RealTime IT News

Stone Cold IPO Market

That World Wrestling Federation's IPO is starting to look better and better. At least it doesn't have .com tacked onto it.

If it did, it would be body-slammed to the mat like virtually every other Internet company that has gone public in recent days. Six of the last 10 Internet IPOs finished their first day of trading below their respective offer prices.

The best debut of the remaining four came Wednesday from Internet Initiative Japan (NASDAQ: IIJI), which closed trading at $31.31, just 36% above its $23 offer price. Not exactly a crowd-pleasing victory; more like escaping the ring intact.

Yet four more callow contenders step into Wall Street's squared circle Thursday to take on the formidable, villainous tag team of Alan Greenspan and The Masked Internet Stock Bubble. Moments after the bell rang, three of the new IPO entrants were being pummeled on the ropes.

Interactive Images (NASDAQ: IPIX), a Tennessee-based company that sells software and hardware which enables users to navigate inside an interactive digital photo with a Java-enabled Web browser, opened Thursday morning at $18.06, just pennies above its $18 offer price for 4.2 million shares. Lead underwriter for the $75.6 million offering is J.P. Morgan.

The Cobalt Group (CBLT), a Web advertising and marketing firm targeting auto dealers, began trading at $9.88, more than 10% below its $11 offer price. Located in Seattle, the company is selling 4.5 million shares on Nasdaq for a total offering of $49.5 million. Lead underwriter is BancBoston Robertson Stephens.

Internet Capital Group (ICGE), a Pennsylvania investment firm that seeks to become the next CMGI, opened at $12.13, barely above its $12 offer price. ICG owns stakes in companies working the business-to-business Web space. Though it has several 'Net firms in its portfolio, only online trade community VerticalNet has generated revenues. ICG seeks to raise $178.8 million in an offering of 14.9 million shares.

Still to come out of the locker room as of 1 p.m. is perhaps the most interesting 'Net offering of the day: Homestore.com (HOMS), a real estate Web network seeking to raise $140 million in an offering of 7 million shares at $20.

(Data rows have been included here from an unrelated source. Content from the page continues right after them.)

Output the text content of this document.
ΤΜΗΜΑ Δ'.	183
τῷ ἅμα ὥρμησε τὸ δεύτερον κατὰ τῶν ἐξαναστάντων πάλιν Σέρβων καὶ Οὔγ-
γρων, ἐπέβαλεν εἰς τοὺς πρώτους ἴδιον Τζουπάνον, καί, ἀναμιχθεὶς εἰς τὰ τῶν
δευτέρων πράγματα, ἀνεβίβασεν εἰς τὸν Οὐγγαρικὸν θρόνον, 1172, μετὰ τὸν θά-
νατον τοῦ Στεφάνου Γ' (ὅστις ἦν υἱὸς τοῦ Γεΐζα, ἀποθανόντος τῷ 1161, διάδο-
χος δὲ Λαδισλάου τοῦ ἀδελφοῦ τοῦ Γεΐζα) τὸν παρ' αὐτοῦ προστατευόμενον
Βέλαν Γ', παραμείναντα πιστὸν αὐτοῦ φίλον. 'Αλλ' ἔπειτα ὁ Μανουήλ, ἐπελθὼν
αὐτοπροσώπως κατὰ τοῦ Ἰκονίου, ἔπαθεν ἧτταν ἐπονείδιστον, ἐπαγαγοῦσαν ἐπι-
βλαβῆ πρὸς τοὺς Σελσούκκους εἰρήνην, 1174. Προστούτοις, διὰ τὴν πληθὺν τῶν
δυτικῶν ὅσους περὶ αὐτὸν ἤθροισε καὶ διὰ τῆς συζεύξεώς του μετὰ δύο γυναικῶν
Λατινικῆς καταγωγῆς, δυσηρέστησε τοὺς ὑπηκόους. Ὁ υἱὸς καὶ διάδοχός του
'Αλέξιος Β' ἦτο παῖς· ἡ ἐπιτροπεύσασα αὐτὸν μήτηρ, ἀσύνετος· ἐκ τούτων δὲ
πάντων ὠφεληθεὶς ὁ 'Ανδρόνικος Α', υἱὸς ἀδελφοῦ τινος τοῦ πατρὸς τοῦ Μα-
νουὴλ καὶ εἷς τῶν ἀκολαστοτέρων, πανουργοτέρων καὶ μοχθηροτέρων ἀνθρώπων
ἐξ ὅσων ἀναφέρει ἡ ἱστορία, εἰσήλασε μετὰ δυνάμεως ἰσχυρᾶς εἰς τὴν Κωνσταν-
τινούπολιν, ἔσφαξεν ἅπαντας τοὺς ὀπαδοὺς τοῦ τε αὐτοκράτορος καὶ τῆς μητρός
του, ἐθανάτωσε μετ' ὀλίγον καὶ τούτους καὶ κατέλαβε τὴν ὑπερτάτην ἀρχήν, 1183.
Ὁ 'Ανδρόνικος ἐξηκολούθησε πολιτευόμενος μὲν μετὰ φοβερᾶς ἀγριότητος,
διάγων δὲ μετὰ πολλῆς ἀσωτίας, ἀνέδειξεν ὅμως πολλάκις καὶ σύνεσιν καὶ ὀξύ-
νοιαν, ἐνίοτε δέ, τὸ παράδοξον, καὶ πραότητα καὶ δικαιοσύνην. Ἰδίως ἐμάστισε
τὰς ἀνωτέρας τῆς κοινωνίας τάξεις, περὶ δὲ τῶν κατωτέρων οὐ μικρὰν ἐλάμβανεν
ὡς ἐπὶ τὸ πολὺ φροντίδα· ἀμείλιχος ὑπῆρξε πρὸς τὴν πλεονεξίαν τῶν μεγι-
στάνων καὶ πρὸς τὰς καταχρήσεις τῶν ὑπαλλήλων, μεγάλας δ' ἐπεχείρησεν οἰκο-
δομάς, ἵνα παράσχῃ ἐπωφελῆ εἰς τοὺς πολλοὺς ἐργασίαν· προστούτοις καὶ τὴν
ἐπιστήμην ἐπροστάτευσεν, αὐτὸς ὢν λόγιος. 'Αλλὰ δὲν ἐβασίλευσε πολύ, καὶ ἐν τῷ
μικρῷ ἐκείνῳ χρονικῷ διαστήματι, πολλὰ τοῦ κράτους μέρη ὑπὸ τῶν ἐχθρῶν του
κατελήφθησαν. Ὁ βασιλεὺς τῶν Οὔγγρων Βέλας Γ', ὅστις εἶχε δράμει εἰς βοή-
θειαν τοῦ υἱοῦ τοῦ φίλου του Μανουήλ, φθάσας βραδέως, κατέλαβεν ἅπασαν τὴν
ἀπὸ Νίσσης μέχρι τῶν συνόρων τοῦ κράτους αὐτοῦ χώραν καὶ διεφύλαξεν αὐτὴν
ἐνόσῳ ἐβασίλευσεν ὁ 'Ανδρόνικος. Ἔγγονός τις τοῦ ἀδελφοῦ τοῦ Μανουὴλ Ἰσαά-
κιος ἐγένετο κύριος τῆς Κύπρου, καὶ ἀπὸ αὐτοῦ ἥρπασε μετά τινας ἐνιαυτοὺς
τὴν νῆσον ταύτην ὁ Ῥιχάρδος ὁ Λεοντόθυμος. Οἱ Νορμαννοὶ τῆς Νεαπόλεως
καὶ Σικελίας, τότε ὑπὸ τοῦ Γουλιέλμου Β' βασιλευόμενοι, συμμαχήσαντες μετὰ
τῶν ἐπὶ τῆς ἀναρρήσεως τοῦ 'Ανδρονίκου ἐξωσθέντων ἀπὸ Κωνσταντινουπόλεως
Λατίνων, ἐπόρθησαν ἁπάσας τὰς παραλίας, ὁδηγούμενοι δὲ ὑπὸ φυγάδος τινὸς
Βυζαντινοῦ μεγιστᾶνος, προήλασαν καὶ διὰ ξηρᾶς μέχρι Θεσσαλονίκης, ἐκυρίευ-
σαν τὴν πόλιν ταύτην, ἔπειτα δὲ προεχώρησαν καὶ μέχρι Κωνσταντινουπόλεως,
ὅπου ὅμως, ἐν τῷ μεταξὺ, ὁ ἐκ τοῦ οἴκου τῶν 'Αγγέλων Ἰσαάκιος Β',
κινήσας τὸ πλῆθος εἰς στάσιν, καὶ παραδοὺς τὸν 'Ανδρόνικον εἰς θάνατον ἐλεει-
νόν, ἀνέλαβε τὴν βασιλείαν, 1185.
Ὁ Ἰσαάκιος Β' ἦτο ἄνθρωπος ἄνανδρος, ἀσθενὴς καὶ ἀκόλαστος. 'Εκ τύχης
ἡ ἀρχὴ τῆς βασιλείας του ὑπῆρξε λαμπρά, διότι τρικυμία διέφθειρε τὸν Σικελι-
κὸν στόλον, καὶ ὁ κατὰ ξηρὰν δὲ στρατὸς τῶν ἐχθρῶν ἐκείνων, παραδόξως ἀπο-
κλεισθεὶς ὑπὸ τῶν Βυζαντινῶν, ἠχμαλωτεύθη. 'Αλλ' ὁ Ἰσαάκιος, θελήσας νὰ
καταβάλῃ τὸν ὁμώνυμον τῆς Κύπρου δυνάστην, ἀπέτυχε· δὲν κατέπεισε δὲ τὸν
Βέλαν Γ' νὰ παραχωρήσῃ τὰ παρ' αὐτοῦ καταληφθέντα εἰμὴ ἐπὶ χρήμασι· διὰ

Homestore.com has ambitious plans to dominate the potentially huge online real estate information and services market. Founded in 1993 as InfoTouch, the company initially intended to develop public kiosks to allow people to search for home listings.

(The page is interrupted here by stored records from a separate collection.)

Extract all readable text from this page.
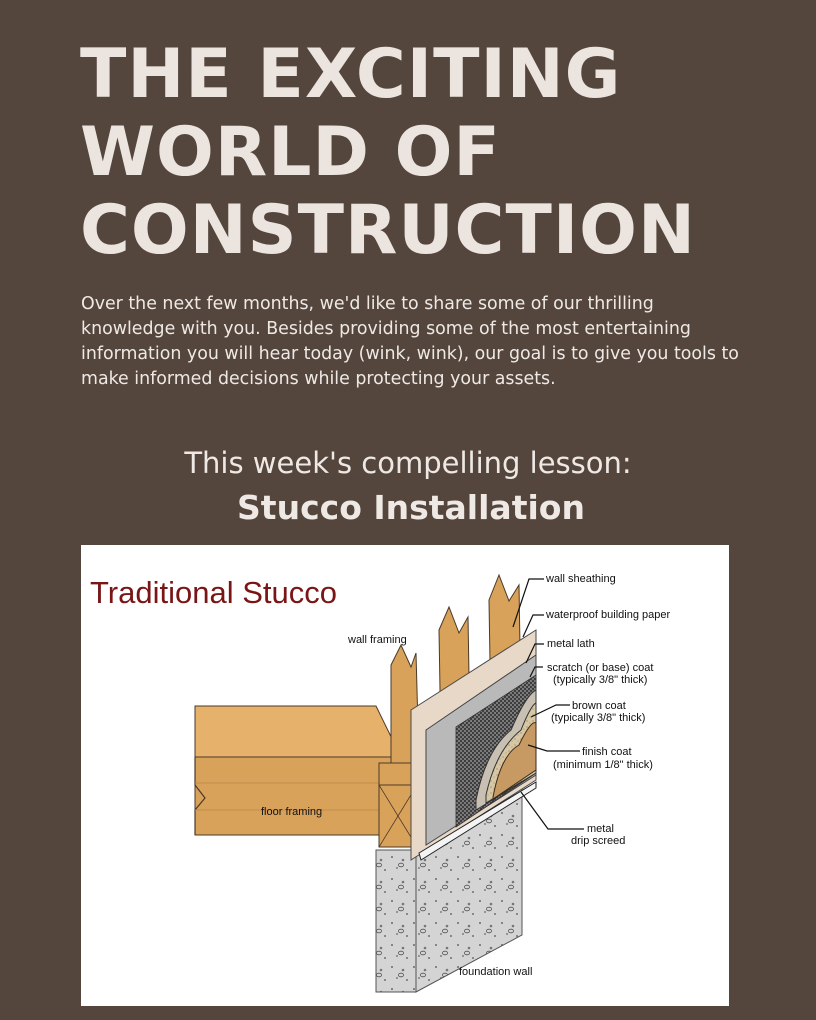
THE EXCITING
WORLD OF
CONSTRUCTION

Over the next few months, we'd like to share some of our thrilling knowledge with you. Besides providing some of the most entertaining information you will hear today (wink, wink), our goal is to give you tools to make informed decisions while protecting your assets.

This week's compelling lesson:
Stucco Installation
Traditional Stucco	wall sheathing
waterproof building paper
metal lath
scratch (or base) coat
(typically 3/8" thick)
brown coat
(typically 3/8" thick)
finish coat
(minimum 1/8" thick)
metal
drip screed
wall framing
floor framing
foundation wall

Within three years it discovered the Internet, switched its name to NetSelect, and opened Realtor.com, the most popular househunting site on the Internet. Since then the company, which changed its name again prior to this IPO, has added three more sites: HomeBuilder.com, CommercialSource.com (which helps businesses locate offices) and rental unit site SpringStreet.com.

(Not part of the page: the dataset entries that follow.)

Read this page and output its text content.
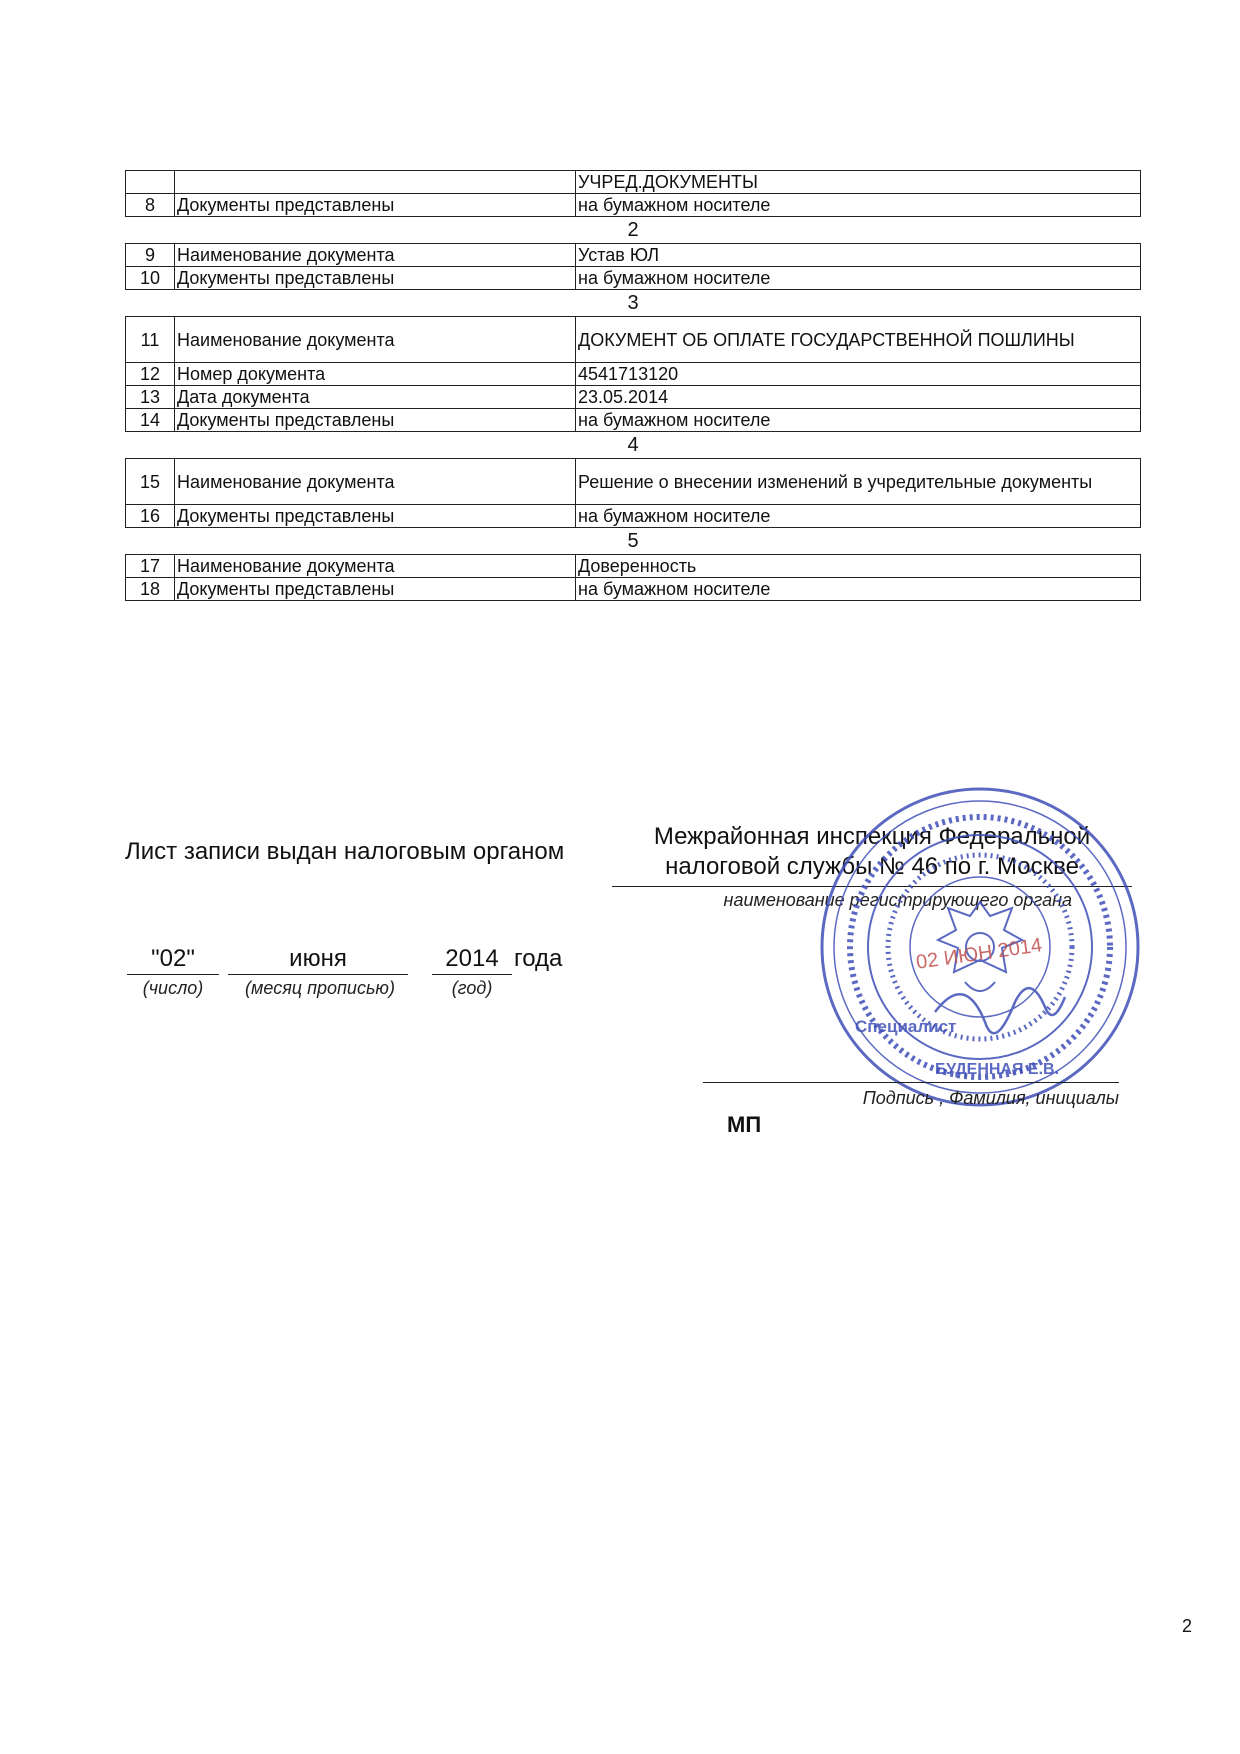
		УЧРЕД.ДОКУМЕНТЫ
8	Документы представлены	на бумажном носителе
2
9	Наименование документа	Устав ЮЛ
10	Документы представлены	на бумажном носителе
3
11	Наименование документа	ДОКУМЕНТ ОБ ОПЛАТЕ ГОСУДАРСТВЕННОЙ ПОШЛИНЫ
12	Номер документа	4541713120
13	Дата документа	23.05.2014
14	Документы представлены	на бумажном носителе
4
15	Наименование документа	Решение о внесении изменений в учредительные документы
16	Документы представлены	на бумажном носителе
5
17	Наименование документа	Доверенность
18	Документы представлены	на бумажном носителе
Лист записи выдан налоговым органом
Межрайонная инспекция Федеральной налоговой службы № 46 по г. Москве
наименование регистрирующего органа
"02"	июня	2014 года
(число)	(месяц прописью)	(год)
02 ИЮН 2014
Специалист
БУДЕННАЯ Е.В.
Подпись , Фамилия, инициалы
МП
2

That's an impressive collection of URLs for an online real estate network. Unfortunately, there's a sizable risk, which the company addresses in its S-1 filing: The National Association of Realtors (NAR) holds the REALTOR.com trademark and Web site address and exerts great control over how Homebuilders.com operates REALTOR.com as well as SpringStreet.com.

Further, should NAR terminate the operating agreement, the trade association would take full control of REALTOR.com. This is the first risk listed by Homebuilders.com in its prospectus, and should giveinvestors pause.